Cette expression est extraite d’une satire datant du début du IIe siècle. Son auteur, Juvénal, avait le don de la formule puisque c’est à lui que l’on doit le non moins célèbre « mens sana in corpore sano » qui semble toutefois ne plus être d’actualité dans la Rome de son époque.

En 1973, Jean Raspail faisait débarquer sur les rivages varois un OFNI (Objet Flottant Non Identifié), Le Camp des Saints, dont l’impact fut alors interprété par le grand public, non comme une prophétie, mais comme une œuvre romanesque à l’originalité incontestable. En effet comment imaginer alors, qu’une immigration massive pût menacer la société occidentale et sa civilisation millénaire.

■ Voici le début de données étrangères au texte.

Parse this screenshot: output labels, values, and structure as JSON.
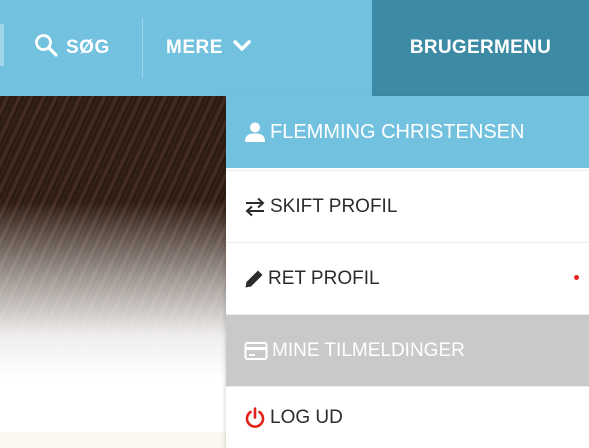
{
  "nav": {
    "search_label": "SØG",
    "more_label": "MERE",
    "user_menu_label": "BRUGERMENU"
  },
  "dropdown": {
    "user_name": "FLEMMING CHRISTENSEN",
    "switch_profile": "SKIFT PROFIL",
    "edit_profile": "RET PROFIL",
    "my_registrations": "MINE TILMELDINGER",
    "log_out": "LOG UD"
  },
  "icons": {
    "search": "search-icon",
    "more": "chevron-down-icon",
    "user": "user-icon",
    "switch": "swap-arrows-icon",
    "edit": "pencil-icon",
    "registrations": "card-icon",
    "logout": "power-icon"
  },
  "colors": {
    "nav_bar": "#72c1df",
    "user_menu_button": "#3c8aa3",
    "disabled_item": "#c9c9c9",
    "logout_icon": "#e2231a",
    "notification_dot": "#e2231a"
  }
}
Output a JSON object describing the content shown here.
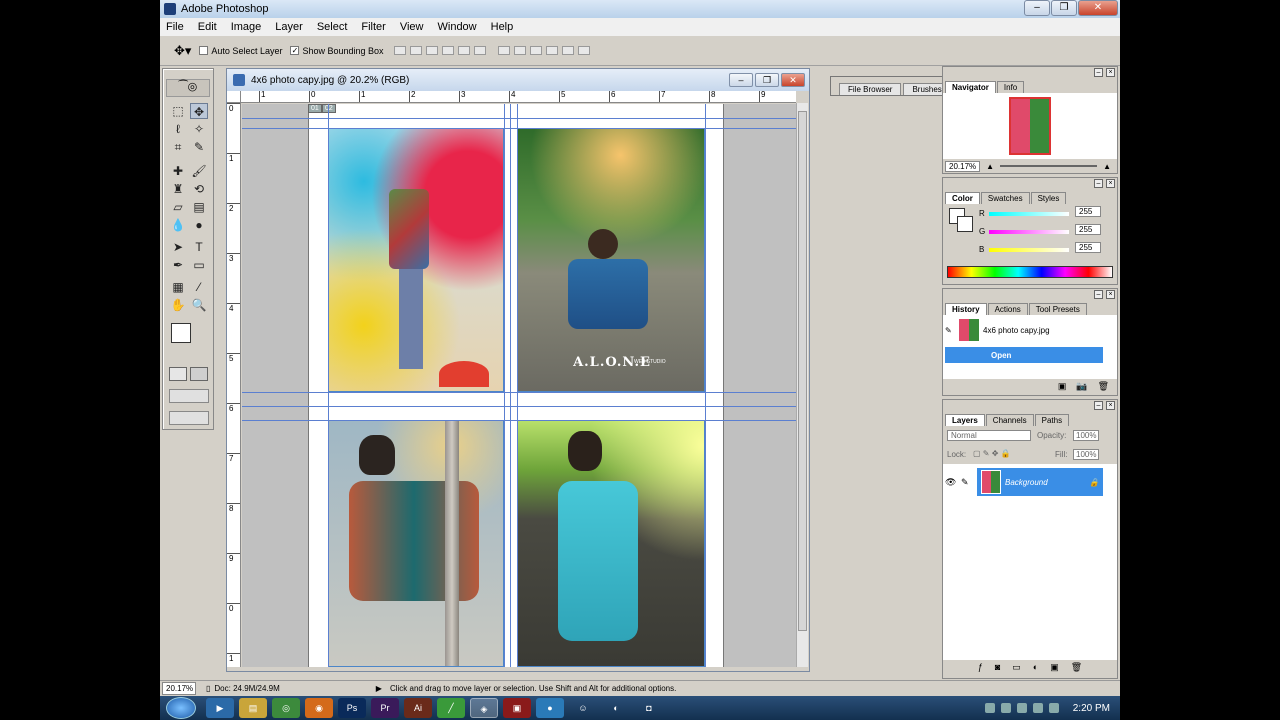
{
  "app": {
    "title": "Adobe Photoshop"
  },
  "menu": [
    "File",
    "Edit",
    "Image",
    "Layer",
    "Select",
    "Filter",
    "View",
    "Window",
    "Help"
  ],
  "options": {
    "auto_select": "Auto Select Layer",
    "show_bbox": "Show Bounding Box",
    "auto_select_checked": false,
    "show_bbox_checked": true
  },
  "palette_well": {
    "tabs": [
      "File Browser",
      "Brushes"
    ]
  },
  "document": {
    "title": "4x6 photo capy.jpg @ 20.2% (RGB)",
    "ruler_top": [
      "1",
      "0",
      "1",
      "2",
      "3",
      "4",
      "5",
      "6",
      "7",
      "8",
      "9"
    ],
    "ruler_left": [
      "0",
      "1",
      "2",
      "3",
      "4",
      "5",
      "6",
      "7",
      "8",
      "9",
      "0",
      "1"
    ],
    "slice_tags": [
      "01",
      "02"
    ],
    "photos": [
      {
        "name": "holi-boy",
        "text": ""
      },
      {
        "name": "alone-boy",
        "text": "A.L.O.N.E",
        "sub": "WEB STUDIO"
      },
      {
        "name": "jacket-boy",
        "text": ""
      },
      {
        "name": "railway-boy",
        "text": ""
      }
    ]
  },
  "navigator": {
    "tabs": [
      "Navigator",
      "Info"
    ],
    "zoom": "20.17%"
  },
  "color": {
    "tabs": [
      "Color",
      "Swatches",
      "Styles"
    ],
    "r_label": "R",
    "g_label": "G",
    "b_label": "B",
    "r": "255",
    "g": "255",
    "b": "255"
  },
  "history": {
    "tabs": [
      "History",
      "Actions",
      "Tool Presets"
    ],
    "snapshot": "4x6 photo capy.jpg",
    "states": [
      "Open"
    ]
  },
  "layers": {
    "tabs": [
      "Layers",
      "Channels",
      "Paths"
    ],
    "blend": "Normal",
    "opacity_label": "Opacity:",
    "opacity": "100%",
    "lock_label": "Lock:",
    "fill_label": "Fill:",
    "fill": "100%",
    "items": [
      {
        "name": "Background"
      }
    ]
  },
  "status": {
    "zoom": "20.17%",
    "doc": "Doc: 24.9M/24.9M",
    "hint": "Click and drag to move layer or selection.  Use Shift and Alt for additional options."
  },
  "taskbar": {
    "time": "2:20 PM"
  }
}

En 1984 paraissait le Néropolis d’Hubert Monteilhet. Cet auteur « touche à tout » qui s’était fait connaître pour ses savoureux romans policiers, n’en restait pas moins un historien universitaire que son érudition malicieusement contestataire n’allait pas manquer de refouler dans l’enfer des réactionnaires. À travers un récit particulièrement riche en péripéties, il suggérait sournoisement, par un parallèle subliminal, ce que notre société occidentale était en train de vivre sur le plan des mœurs et de la morale.

Déjà, les slogans festifs de mai 1968 avaient amplifié et accéléré un mouvement prétendument libérateur, sinon rédempteur. Appelé à « jouir sans entrave » et à « inventer de nouvelles perversions sexuelles », le citoyen se devait de revendiquer « le droit à la paresse » après avoir obtenu le bénéfice de « l’état de bonheur permanent ». Il pouvait enfin « prendre ses désirs pour des réalités car il croyait désormais à la réalité de ses désirs ». Bref il était prêt à embarquer pour la Cythère du troisième millénaire gouvernée à jamais par le « Pouvoir des Fleurs ».

On parla alors d’une société des loisirs. Ceux-ci devenaient bientôt le moteur de l’existence du « Français moyen », le « créneau professionnel » n’étant désormais que l’accessoire, à savoir la pompe à carburant nécessaire à l’alimenter. Philippe Muray pouvait désormais baptiser le petit dernier. « L’Homo Festivus » était bel et bien né.

Aujourd’hui et sur les bases d’une espérance moyenne de vie de 80 ans et des droits du travail en vigueur, le salarié français aura consacré moins de 10 % de son existence à ce que ses aînés appelaient le travail.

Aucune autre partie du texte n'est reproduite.